Из вышеприведенных рассуждений Леблана, полагаем, достаточно выясняется характер его труда. Автор имеет в виду защитить от нареканий ту часть мученических актов, которая не пользуется авторитетом в современной науке. Для большей же силы своей аргументации он становится на точку зрения своих противников, как например в вопросе о чудесах, противников то совершенно скептических, то относящихся с полудоверием к супранатуральному. Сочинение Леблана, несмотря на свои довольно значительные размеры (280 стр. in 4-to), представляет собой лишь введение к еще более обширному и капитальному труду.

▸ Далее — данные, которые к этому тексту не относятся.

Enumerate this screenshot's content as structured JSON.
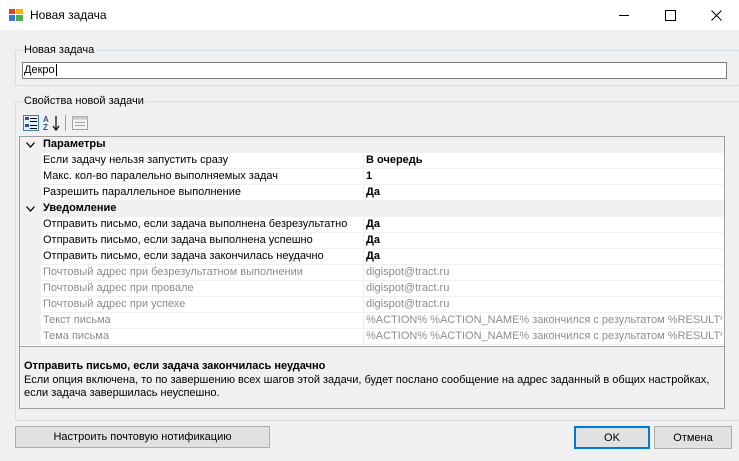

3) Gebhardt und Harnack. Texte und Untersuchungen zur Geschichte der altchristlichen Literatur. Bd. I. Heft 1–2: Harnack A. Die Uberlieferung der griechischen Apologeten des II Jahrhunderts in der alten Kirche und im Mittelalter. Leipzig, 1882.

Известный немецкий ученый Адольф Гарнак, вместе с другим ученым Гебгардтом, предприняли целую серию исследований относительно древностей христианской литературы, причем имеют в виду издавать и самые тексты этой литературы, если им удастся найти таковые в более совершенной и неизвестной редакции. В целом это будет обширный труд, размеры которого сами издатели себе ещё не уяснили. О значении и характере этого предполагаемого труда нами было сказано несколько слов в «Прибавлениях к Творениям св. Отцев» (Т. 30. С. 562–563). В прошлом 1882 г. появился первый выпуск названного труда. Он заключает в себе исследование относительно внешней истории апологетических христианских произведений древности и принадлежит одному из предпринимателей — Гарнаку. Ознакомимся с этим первым выпуском. Первая половина книги посвящена обзору как известных в печати, так и хранящихся в рукописях текстов древних апологетов. Затем начинается сам разбор церковных преданий о тех же апологетах и их сочинениях. Прежде всего здесь автор говорит об апологиях Кодрата и Аристида. Остановимся на этом отделе труда Гарнака, чтобы дать себе ясное представление о целях, способе и результатах начатого обширного исследования относительно древнехристианской литературы. Под рубрикой «Апологии Кодрата и Аристида» Гарнак говорит следующее, мы не имеем другого более древнего свидетельства об апологиях Кодрата и Аристида, кроме упоминаний о них у Евсевия, а именно в его «Хронике» и «Церковной истории». Правда, Иероним в письме к Магну замечает, что Иустин, как апологет, подражал Аристиду; поэтому можно было бы делать попытки на основании Иустина составить себе понятие об апологии Аристида и взглянуть на Иустина как на первого свидетеля о труде древнейшего апологета. Но известна литературная манера Иеронима; из его известий можно делать заключения, совершенно противоположные тем, какие он сам делает, или же приходится предполагать и принимать, что его заключения опираются не на действительное знание вещей, а лишь на перетолкование суждений других лиц. В настоящем случае, как будет показано ниже, свидетельство Иеронима едва ли может иметь какую-либо цену.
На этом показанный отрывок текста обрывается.